Each team told the story of their trades:

  • Who said yes.
  • Who said no.
  • How they overcame the awkwardness of asking a stranger for their stuff.
  • How they pitched their offer (turns out, paperclip-to-lamp is a surprisingly compelling arc).
  • How their energy shifted when they started winning.

And in those stories were some profound, practical lessons that hit way closer to home than they expected.

5 Lessons from the Paperclip Challenge

This was more than a clever game. It was a masterclass in workplace engagement, risk-taking, and growth mindset, wrapped in one very shiny, very bendable paperclip.

Here’s what we learned:

  1. Don’t Be Afraid to Ask
    Most people never even try because they fear looking foolish or getting rejected. But the ask is where all possibilities begin. Growth doesn’t happen in silence.
  2. Play the Long Game
    It’s easy to get discouraged trading a paperclip for a used pen. But that pen leads to a notebook, which leads to a book, which leads to a candle… and before you know it, someone trades you a $50 blanket because “they like your hustle.” You don’t need the full staircase to take the first step. A 5-cent trade may feel pointless, but every step compounds. Direction matters more than speed.
  3. There’s Value in the Story
    A pen is just a pen. But a pen with a story of courage, challenge, teamwork, and curiosity
  4. One Person’s Trash is Another Person’s Treasure
    Value is subjective. What you think is junk might be exactly what someone else needs. In work and in life, don’t assume something has no worth just because you’re done with it.
  5. 5. It’s More Fun (and Less Scary) Together
    Every team said it: doing this alone would’ve been terrifying. With teammates? It became an adventure. Collaboration isn’t just more productive — it’s braver.
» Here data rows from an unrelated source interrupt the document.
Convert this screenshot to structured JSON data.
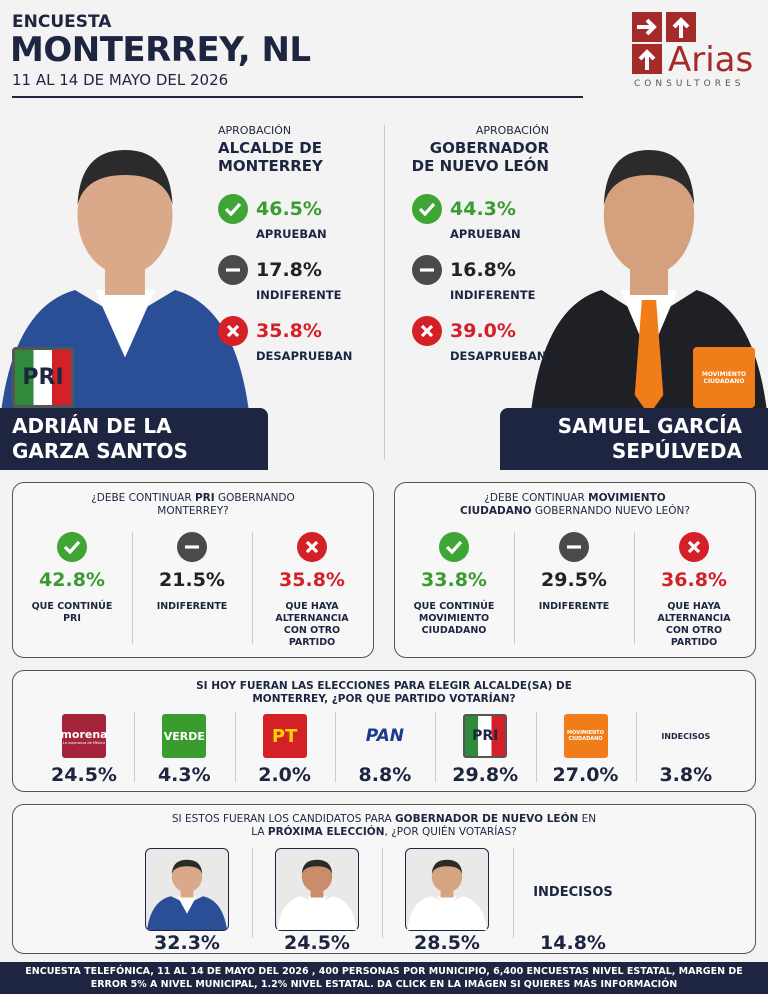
{
  "header": {
    "kicker": "ENCUESTA",
    "title": "MONTERREY, NL",
    "dates": "11 AL 14 DE MAYO DEL 2026"
  },
  "brand": {
    "name": "Arias",
    "tagline": "CONSULTORES"
  },
  "approval": [
    {
      "kicker": "APROBACIÓN",
      "title": "ALCALDE DE MONTERREY",
      "stats": [
        {
          "value": "46.5%",
          "label": "APRUEBAN"
        },
        {
          "value": "17.8%",
          "label": "INDIFERENTE"
        },
        {
          "value": "35.8%",
          "label": "DESAPRUEBAN"
        }
      ],
      "name": "ADRIÁN DE LA GARZA SANTOS",
      "party": "PRI"
    },
    {
      "kicker": "APROBACIÓN",
      "title": "GOBERNADOR DE NUEVO LEÓN",
      "stats": [
        {
          "value": "44.3%",
          "label": "APRUEBAN"
        },
        {
          "value": "16.8%",
          "label": "INDIFERENTE"
        },
        {
          "value": "39.0%",
          "label": "DESAPRUEBAN"
        }
      ],
      "name": "SAMUEL GARCÍA SEPÚLVEDA",
      "party": "MOVIMIENTO CIUDADANO"
    }
  ],
  "continuity": [
    {
      "question": [
        "¿DEBE CONTINUAR ",
        "PRI",
        " GOBERNANDO MONTERREY?"
      ],
      "options": [
        {
          "value": "42.8%",
          "label": "QUE CONTINÚE PRI"
        },
        {
          "value": "21.5%",
          "label": "INDIFERENTE"
        },
        {
          "value": "35.8%",
          "label": "QUE HAYA ALTERNANCIA CON OTRO PARTIDO"
        }
      ]
    },
    {
      "question": [
        "¿DEBE CONTINUAR ",
        "MOVIMIENTO CIUDADANO",
        " GOBERNANDO NUEVO LEÓN?"
      ],
      "options": [
        {
          "value": "33.8%",
          "label": "QUE CONTINÚE MOVIMIENTO CIUDADANO"
        },
        {
          "value": "29.5%",
          "label": "INDIFERENTE"
        },
        {
          "value": "36.8%",
          "label": "QUE HAYA ALTERNANCIA CON OTRO PARTIDO"
        }
      ]
    }
  ],
  "mayor_vote": {
    "question": [
      "SI HOY FUERAN LAS ELECCIONES PARA ELEGIR ALCALDE(SA) DE MONTERREY, ¿POR QUE PARTIDO VOTARÍAN?"
    ],
    "parties": [
      {
        "logo": "morena",
        "slogan": "La esperanza de México",
        "value": "24.5%"
      },
      {
        "logo": "VERDE",
        "value": "4.3%"
      },
      {
        "logo": "PT",
        "value": "2.0%"
      },
      {
        "logo": "PAN",
        "value": "8.8%"
      },
      {
        "logo": "PRI",
        "value": "29.8%"
      },
      {
        "logo": "MOVIMIENTO CIUDADANO",
        "value": "27.0%"
      },
      {
        "logo": "INDECISOS",
        "value": "3.8%"
      }
    ]
  },
  "governor_vote": {
    "question": [
      "SI ESTOS FUERAN LOS CANDIDATOS PARA ",
      "GOBERNADOR DE NUEVO LEÓN",
      " EN LA ",
      "PRÓXIMA ELECCIÓN",
      ", ¿POR QUIÉN VOTARÍAS?"
    ],
    "candidates": [
      {
        "value": "32.3%"
      },
      {
        "value": "24.5%"
      },
      {
        "value": "28.5%"
      }
    ],
    "undecided": {
      "label": "INDECISOS",
      "value": "14.8%"
    }
  },
  "footer": "ENCUESTA TELEFÓNICA, 11 AL 14 DE MAYO DEL 2026 , 400 PERSONAS POR MUNICIPIO, 6,400 ENCUESTAS NIVEL ESTATAL, MARGEN DE ERROR 5% A NIVEL MUNICIPAL, 1.2% NIVEL ESTATAL. DA CLICK EN LA IMÁGEN SI QUIERES MÁS INFORMACIÓN"
}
Final Thought: Engage People by Giving Them Something to Trade

In Dance Floor Theory™, we talk about moving people up the Engagement Pyramid through micro-actions — small risks that build confidence and connection.

The Paperclip Challenge is a perfect example. It’s a safe, silly way to step into discomfort and come out the other side with a story (and maybe a Bluetooth speaker).

But the deeper truth is this:

People grow when they’re given permission to try. Culture grows when teams do it together.

So next time you’re leading a group and wondering how to build engagement, skip the slides. Hand them a paperclip.

Then stand back and watch what they trade it for.